Giovani biker trentini sugli scudi nel Cross Country di Panchià
Gioele Cobelli e Nicole Azzetti a segno tra gli junior, maschi e femmine, Matteo Zanardi tra gli Allievi 2° anno, Jacopo D’Aquilio tra gli Esordienti 2° anno ed Helen Vanzetta tra le Esordienti Donne 1° anno. Le giovani leve della mountain bike trentina hanno sfruttato al meglio il fattore campo al Cross Country di Panchià, gara top class che ha avuto anche l’onere e l’onore di incoronare i nuovi campioni trentini delle categorie élite e master.
A conquistarli sono stati l’inossidabile portacolori del Team Lapierre Martino Fruet (élite), Vanessa Lucca del Gs Lagorai Bike (Open femminile), Luca Doliana (Elite Sport), Alex Deflorian (master 1-2), Ivan Pintarelli (master 3-4), i portacolori della società organizzatrice Adriano Varesco (master 5-6) e Annika Brazzoduro (master woman) e Michele Di Geronimo del team Fontanari.it (master 7+).
A prendersi le luci dei riflettori, però, sono state le promesse del fuoristrada trentino. Matteo Zanardi, noneso del team Bike Movement, ha vinto la sfida in famiglia tra gli Allievi 2° anno precedendo i due compagni di squadra Marco Soddu e Gabriele Bolognani, secondo e terzo con un distacco di 12” e 1’07”. Nella prova riservata agli Esordienti 2° anno, invece, a salire in cattedra è stato il portacolori del Veloce Club Borgo Jacopo D’Aquilio, che per una domenica è tornato a dedicarsi al primo amore, lui che da questa stagione ha deciso di puntare in primis sul ciclismo su strada.
Il classe 2012 di Telve, cresciuto nel vivaio del Gs Lagorai Bike, ha però dimostrato di avere ancora un buon feeling con la sua mountain bike e ha primeggiato nella sua categoria precedendo di 39” Gabriel Capovilla (Bike Movement) e di 46” il portacolori della Litegosa Alex Bozzetta, terzo a 46”.
Il club di casa ha potuto esultare grazie a Helen Vanzetta, che si è imposta in solitaria nella gara Esordienti Donne 1° anno, lasciandosi alle spalle per 48” Gaia Oss Papot (Oltrefersina), con Ginevra Grena (Ghisalbese) a completare il podio.
In precedenza, a salire in cattedra erano stati i due junior Nicole Azzetti e Gioele Cobelli.

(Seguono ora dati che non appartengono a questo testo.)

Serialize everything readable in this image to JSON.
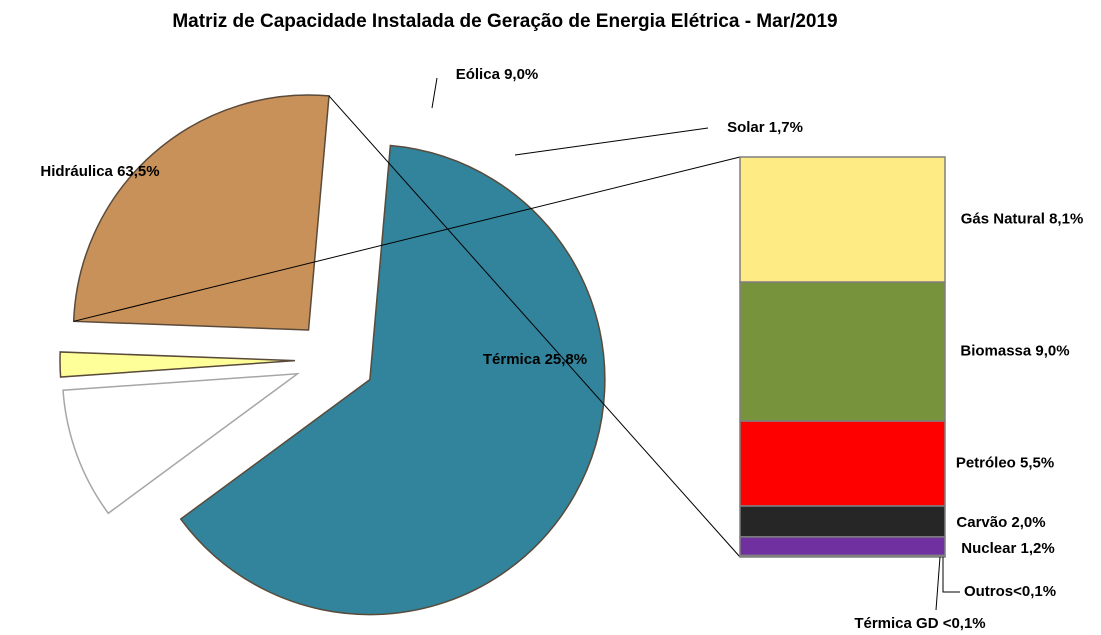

L’alense del team Ktm Protek, fresca di conquista del titolo tricolore dello short track, ha avuto la meglio sulle due altoatesine Sophie Messmer e Nadia Lercher, distanziate di 18” e di 5’17”, mentre Gioele Cobelli (trentino in forza al team Four Es Racing) si è esibito in una lunga cavalcata trionfale, chiusa con oltre due minuti di vantaggio sui primi inseguitori, ovvero Lorenzo Purin (ForRun) e Jakob Brunner (Gais).
La gara Open maschile, invece, ha premiato il lombardo Tommaso Ferri (Flandres Love), con Martino Fruet quarto e migliore dei regionali, mentre la prova Open femminile ha vissuto sulla sfida a distanza tra le due altoatesine Andrea Brugger (Junior Team Südtirol) e Anna Oberparleiter, prima e seconda all’arrivo a distanza di 1’22” l’una dall’altra. Terza Vanessa Lucca.
Da segnalare anche il secondo posto di Camilla Bampi (Comal Trentino) tra le Esordienti 2° anno e di Lisa Fumanelli (Bike Movement) tra le Allieve 2° anno, quest'ultima seguita in terza piazza dalla compagna di squadra Adele Cobelli.